I actually did not play in group sessions very much at the time, and haven't much since. A railroady Talislanta one-shot at the club in 2012 and a short-lived D&D 4e campaign by a dear friend in 2013 convinced me of two things : first, railroading sucks. Second, D&D 4e was not for me and, to be honest, most complex or crunchy rules systems were not.
Retrospectively, I think that I bounced off 4e for several reasons. First is that we picked up the game to play, without knowing much about it, this specific edition, and how it was played. So I had no idea the game was supposed to have that tactical side of squares, powers and resources, synergies, etc. Second is my legendary cursed luck with dice : my cleric managed to miss hitting immobile enemies and nearly die against low-level animated wood puppets. (To be fair, the first bit is also a problem of rules adjudication.) And third, my (then undiagnosed) ADHD made it very difficult for me to grasp the different powers and elements of the character sheet, to reference and use them easily. I had a lot of trouble and it made the game difficult, for me and for my friends.
It's from then on that, still hooked on the potential of pen-and-paper RPGs, I tried to look for and devise simpler game systems. Things that carried flavor and promises of great adventures, but designed with simplicity and accessibility in mind. I'm not proud of my first tries, but that's what first tries are for. And I slowly opened up to the English-speaking RPG internet spheres, around 2013-2014.
This led me to take up the mantle of the GM and game initiator : once for a very fun one-shot Lasers & Feelings hack, once for a would-be campaign set in post-apocalyptic southern France, and once with the indie game House of Reeds that I translated and played one-on-one with my girlfriend-now-wife. I also got involved in freeform role-playing on a French language Skyrim forum.
Since these, a few years have passed. I discovered and binge-read many OSR blogs (too many to quote here, but I'll make a list one of these days). What got me into the whole OSR thing was the joy to discover that, like me, there existed people who just wanted to play : stuff that was fast to set up, quick to resolve and adjudicate, free from the "character build" mindset that was too heavy for me, and all of it DIY-friendly.
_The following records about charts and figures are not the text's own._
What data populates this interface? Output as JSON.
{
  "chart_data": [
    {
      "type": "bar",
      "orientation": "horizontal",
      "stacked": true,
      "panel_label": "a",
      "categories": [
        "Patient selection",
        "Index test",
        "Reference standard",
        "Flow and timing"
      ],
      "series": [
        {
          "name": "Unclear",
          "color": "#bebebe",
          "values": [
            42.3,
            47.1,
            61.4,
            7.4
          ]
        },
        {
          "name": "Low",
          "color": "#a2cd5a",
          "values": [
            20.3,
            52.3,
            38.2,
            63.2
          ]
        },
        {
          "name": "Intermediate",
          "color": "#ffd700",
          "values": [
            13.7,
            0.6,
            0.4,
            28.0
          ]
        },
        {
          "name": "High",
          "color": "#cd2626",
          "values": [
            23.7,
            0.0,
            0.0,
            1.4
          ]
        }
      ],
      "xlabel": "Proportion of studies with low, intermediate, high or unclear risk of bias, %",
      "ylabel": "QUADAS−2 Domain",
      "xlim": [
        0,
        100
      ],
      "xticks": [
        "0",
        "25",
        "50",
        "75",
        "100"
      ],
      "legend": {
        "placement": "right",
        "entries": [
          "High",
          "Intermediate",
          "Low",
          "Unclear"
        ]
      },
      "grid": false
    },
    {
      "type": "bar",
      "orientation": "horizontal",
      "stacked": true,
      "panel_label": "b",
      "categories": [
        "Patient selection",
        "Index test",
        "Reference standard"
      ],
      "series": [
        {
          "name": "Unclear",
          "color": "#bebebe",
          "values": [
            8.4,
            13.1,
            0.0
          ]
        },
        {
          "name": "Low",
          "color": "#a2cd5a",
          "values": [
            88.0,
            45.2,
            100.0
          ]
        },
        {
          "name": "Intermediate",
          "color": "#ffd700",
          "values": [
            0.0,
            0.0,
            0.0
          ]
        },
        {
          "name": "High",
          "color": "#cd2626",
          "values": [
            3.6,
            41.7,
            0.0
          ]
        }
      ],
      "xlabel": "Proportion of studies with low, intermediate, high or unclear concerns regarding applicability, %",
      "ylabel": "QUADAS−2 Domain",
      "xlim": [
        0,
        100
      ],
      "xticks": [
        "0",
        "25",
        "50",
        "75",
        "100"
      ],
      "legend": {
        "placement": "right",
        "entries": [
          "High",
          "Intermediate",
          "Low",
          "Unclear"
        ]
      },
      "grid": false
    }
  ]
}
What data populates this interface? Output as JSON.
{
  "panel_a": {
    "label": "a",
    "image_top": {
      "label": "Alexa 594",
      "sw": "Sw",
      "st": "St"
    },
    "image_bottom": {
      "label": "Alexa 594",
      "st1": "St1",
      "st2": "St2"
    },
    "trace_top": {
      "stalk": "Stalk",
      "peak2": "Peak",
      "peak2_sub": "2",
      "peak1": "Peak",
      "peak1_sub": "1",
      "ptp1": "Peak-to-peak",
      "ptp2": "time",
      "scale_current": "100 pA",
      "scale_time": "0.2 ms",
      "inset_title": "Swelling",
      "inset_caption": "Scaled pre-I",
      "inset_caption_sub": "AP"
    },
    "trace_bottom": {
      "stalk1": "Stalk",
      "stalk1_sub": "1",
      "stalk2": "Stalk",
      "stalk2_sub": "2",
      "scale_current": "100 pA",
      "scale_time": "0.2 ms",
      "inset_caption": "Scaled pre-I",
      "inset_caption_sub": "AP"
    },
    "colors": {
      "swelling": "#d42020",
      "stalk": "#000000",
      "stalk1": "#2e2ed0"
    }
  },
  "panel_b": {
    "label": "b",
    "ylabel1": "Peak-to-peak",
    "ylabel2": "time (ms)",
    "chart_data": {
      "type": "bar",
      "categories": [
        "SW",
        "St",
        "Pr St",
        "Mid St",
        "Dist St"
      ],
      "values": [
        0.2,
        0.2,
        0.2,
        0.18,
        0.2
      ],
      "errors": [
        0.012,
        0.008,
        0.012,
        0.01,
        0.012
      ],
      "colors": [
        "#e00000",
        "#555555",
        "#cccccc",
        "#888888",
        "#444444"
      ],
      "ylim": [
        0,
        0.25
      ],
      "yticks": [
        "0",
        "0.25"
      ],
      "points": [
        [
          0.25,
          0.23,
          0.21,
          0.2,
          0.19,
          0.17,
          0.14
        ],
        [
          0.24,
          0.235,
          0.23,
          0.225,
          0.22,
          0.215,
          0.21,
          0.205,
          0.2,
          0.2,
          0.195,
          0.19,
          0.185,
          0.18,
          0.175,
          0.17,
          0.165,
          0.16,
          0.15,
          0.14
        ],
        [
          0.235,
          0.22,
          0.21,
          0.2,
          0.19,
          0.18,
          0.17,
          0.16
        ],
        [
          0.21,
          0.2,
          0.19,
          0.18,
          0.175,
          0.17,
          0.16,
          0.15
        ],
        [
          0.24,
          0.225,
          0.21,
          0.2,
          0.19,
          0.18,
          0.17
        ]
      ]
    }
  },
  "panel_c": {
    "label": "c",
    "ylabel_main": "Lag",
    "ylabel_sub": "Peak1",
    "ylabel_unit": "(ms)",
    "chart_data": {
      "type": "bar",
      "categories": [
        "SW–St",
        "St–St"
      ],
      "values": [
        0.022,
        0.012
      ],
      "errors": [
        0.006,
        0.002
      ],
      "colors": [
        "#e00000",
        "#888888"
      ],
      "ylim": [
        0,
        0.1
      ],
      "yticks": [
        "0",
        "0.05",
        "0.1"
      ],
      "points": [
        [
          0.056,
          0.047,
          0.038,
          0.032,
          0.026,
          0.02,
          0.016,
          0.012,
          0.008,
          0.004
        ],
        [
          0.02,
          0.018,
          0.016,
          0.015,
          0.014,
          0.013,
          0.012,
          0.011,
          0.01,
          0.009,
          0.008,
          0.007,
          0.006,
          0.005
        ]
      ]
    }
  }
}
It felt like a perfect fit.
I lurked on many forums, participated and commented on reddit (r/osr) sometimes. I wrote many drafts, many genres, many random tables, many ideas. I formed opinions on some games, some topics, and many aspects of what has come to be known as "the OSR", and also discovered the FKR movement, and its delightful radicality. I got interested in procedures, theoretical reflexions, and came back to solo role-playing, which was one of my earliest ways of playing. I tried blogging once or twice, but didn't commit. The itch stayed, though, as I regularly found myself wanting to say and develop things and share them with others.
So here we are now : I try to actually write, and actually post. I'll try to participate more in the scene, to my humble level. And, most of all, I'll try to play with what I write and discover, because this is why we're here, after all.
Am I officially an "OSR guy" ? I have no idea, since I didn't really ever played an OSR game, solo role-playing excepted. But it matters little : I know it broadly fits what I want, and I know I really appreciate what it has given to the whole hobby.